Ha preso parte a numerose mostre in sedi prestigiose in Italia e all’estero. Solo per citarne alcune: ad Amburgo, in un evento promosso dalla Regione Sardegna, all'Università di Pisa, al Macro Testaccio di Roma, all'Art Moore House di Londra, all'Espace Le Marais di Parigi, all'EXMA di Cagliari, al museo MURATS del tessuto di Samugheo, all'Eachway Fashion Group di Shenzhen, in Cina.Le opere di
Maria Jole Serreli fanno parte di collezioni pubbliche, tra cui il Museo della Seta Dinamica di Mendicino, il Museo d’Arte Contemporanea Eachway Art and Fashion di Shenzhen, Cina, il Museo Del Bosco Della Silla, la Camera di Commercio di Vibo Valentia - Limen per l'Arte Contemporanea, il BoCS Art Museum di Cosenza, la collezione permanente e l'archivio del Belt and Road Ceramics Expo Center di Rongchang, nel distretto di Chongqing in Cina.
Testo critico
"Maria Jole Serreli (Roma, 1975) è un'artista multidisciplinare che esprime la propria visione artistica attraverso una pluralità di linguaggi, che spaziano dalla pittura alla scultura, dall'installazione alla performance. Le sue opere sono caratterizzate da un forte rapporto con i materiali, spesso costituite da tessuti e oggetti, ma anche frutto della rielaborazione di testi e parole in una declinazione inedita e intima della poesia visiva.
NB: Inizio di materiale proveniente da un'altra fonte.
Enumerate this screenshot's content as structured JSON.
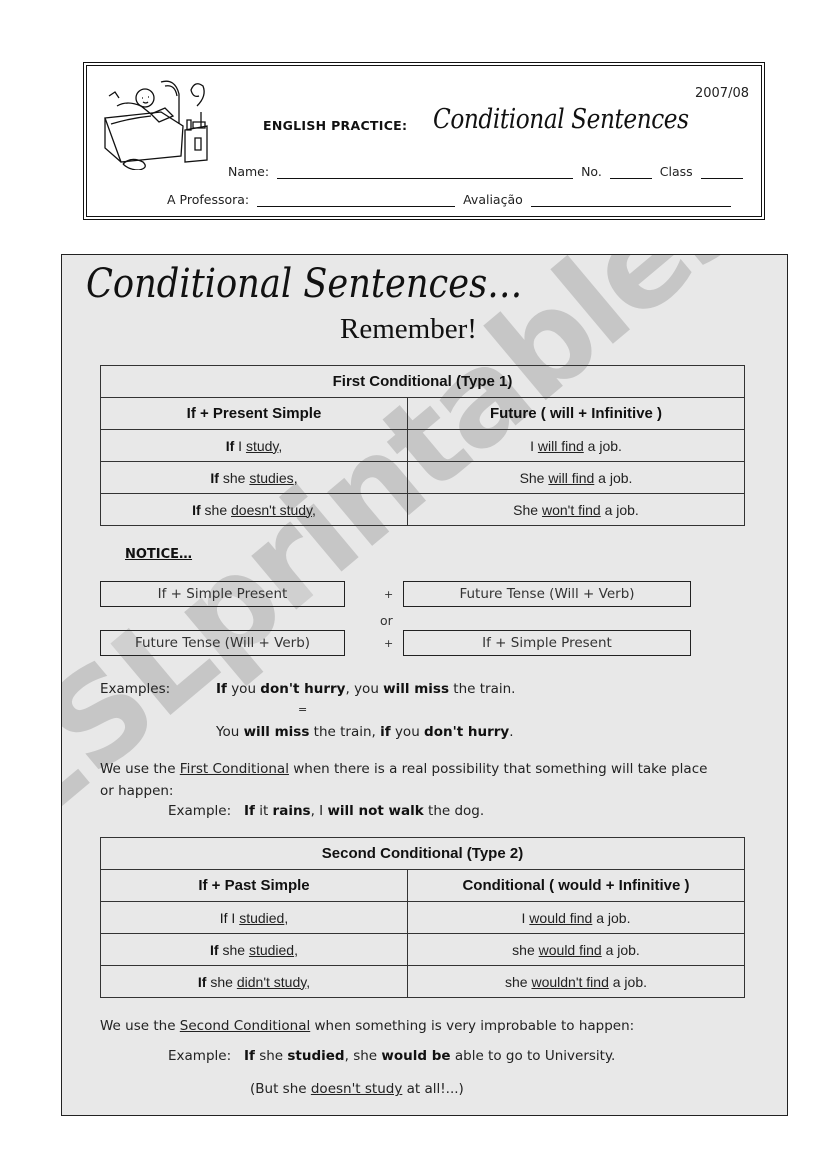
{
  "header": {
    "year": "2007/08",
    "subject_label": "ENGLISH PRACTICE:",
    "title": "Conditional Sentences",
    "name_label": "Name:",
    "number_label": "No.",
    "class_label": "Class",
    "teacher_label": "A Professora:",
    "grade_label": "Avaliação",
    "illustration": "child-reading-in-bed-illustration"
  },
  "panel": {
    "title": "Conditional Sentences…",
    "subtitle": "Remember!",
    "watermark": "ESLprintables.com"
  },
  "first_conditional": {
    "caption": "First Conditional (Type 1)",
    "columns": [
      "If + Present Simple",
      "Future ( will + Infinitive )"
    ],
    "rows": [
      {
        "if": "If",
        "subject": "I",
        "verb": "study",
        "end": ",",
        "res_subject": "I",
        "res_verb": "will find",
        "res_end": "a job."
      },
      {
        "if": "If",
        "subject": "she",
        "verb": "studies",
        "end": ",",
        "res_subject": "She",
        "res_verb": "will find",
        "res_end": "a job."
      },
      {
        "if": "If",
        "subject": "she",
        "verb": "doesn't study",
        "end": ",",
        "res_subject": "She",
        "res_verb": "won't find",
        "res_end": "a job."
      }
    ]
  },
  "notice": {
    "label": "NOTICE…",
    "box1": "If + Simple Present",
    "box2": "Future Tense (Will + Verb)",
    "box3": "Future Tense (Will + Verb)",
    "box4": "If + Simple Present",
    "plus": "+",
    "or": "or"
  },
  "examples": {
    "label": "Examples:",
    "line1": {
      "a": "If",
      "b": " you ",
      "c": "don't hurry",
      "d": ", you ",
      "e": "will miss",
      "f": " the train."
    },
    "equals": "=",
    "line2": {
      "a": "You ",
      "b": "will miss",
      "c": " the train, ",
      "d": "if",
      "e": " you ",
      "f": "don't hurry",
      "g": "."
    }
  },
  "first_usage": {
    "pre": "We use the ",
    "term": "First Conditional",
    "post": " when there is a real possibility that something will take place",
    "post2": "or happen:",
    "example_label": "Example:",
    "example": {
      "a": "If",
      "b": " it ",
      "c": "rains",
      "d": ", I ",
      "e": "will not walk",
      "f": " the dog."
    }
  },
  "second_conditional": {
    "caption": "Second Conditional (Type 2)",
    "columns": [
      "If + Past Simple",
      "Conditional ( would + Infinitive )"
    ],
    "rows": [
      {
        "if": "If",
        "subject": "I",
        "verb": "studied",
        "end": ",",
        "res_subject": "I",
        "res_verb": "would find",
        "res_end": "a job."
      },
      {
        "if": "If",
        "subject": "she",
        "verb": "studied",
        "end": ",",
        "res_subject": "she",
        "res_verb": "would find",
        "res_end": "a job."
      },
      {
        "if": "If",
        "subject": "she",
        "verb": "didn't study",
        "end": ",",
        "res_subject": "she",
        "res_verb": "wouldn't find",
        "res_end": "a job."
      }
    ]
  },
  "second_usage": {
    "pre": "We use the ",
    "term": "Second Conditional",
    "post": " when something is very improbable to happen:",
    "example_label": "Example:",
    "example": {
      "a": "If",
      "b": " she ",
      "c": "studied",
      "d": ", she ",
      "e": "would be",
      "f": " able to go to University."
    },
    "note": {
      "a": "(But she ",
      "b": "doesn't study",
      "c": " at all!...)"
    }
  }
}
Vivendo e lavorando in Sardegna, ha spesso tratto ispirazione dagli elementi arcaici e tradizionali del suo ambiente, traducendoli in un'arte che fa proprio il concetto di vita domestica e valorizza oggetti semplici e quotidiani che risvegliano i ricordi che ci legano ai nostri affetti più cari. Le sue opere includono vecchi tessuti domestici ricamati, fotografie, pezzi di legno e foglie, libri antichi, posate d’epoca e persino vere spazzole, il tutto assemblato in una composizione delicata e poetica, che ricrea la sensazione dell’energia vitale trasmessa dall’arte cinese Gionghi, e comprende l’uso dell’inchiostro nero, tappeti bianchi sbiaditi e la trama grezza e organica del legno. Queste composizioni sono un invito alla meditazione e a un mondo etereo, armonioso ed equilibrato, che rappresenta un messaggio interessante, originale e attuale. Le sue opere rendono omaggio alla nostra memoria collettiva.
Tra le sue mostre personali più significative figura la mostra-installazione «A casa mia avevo tre sedie», allestita nel 2020 all’EXMA di Cagliari, da me curata. Al termine del primo e più sconvolgente lockdown, in una dimensione immersiva di grande impatto e suggestione, l’artista ha presentato diversi gruppi di opere, all’interno di ambienti ispirati alle stanze della casa-atelier di Marrubiu e profondamente caratterizzati dal passaggio delle esperienze femminili. In un momento storico così delicato, che ha sconvolto la percezione e il rapporto con gli spazi, "A casa mia avevo tre sedie" ha saputo proporsi come un'intensa riflessione, che indaga in profondità, sull'idea di casa come microcosmo sfaccettato e incoerente, in cui le persone custodiscono affetti e solitudini, voci di amicizie ma anche ansie silenziose, rimpianti, sconfitte: uno spazio di forti costrizioni e altrettanto forti desideri di emancipazione, di conquista della libertà."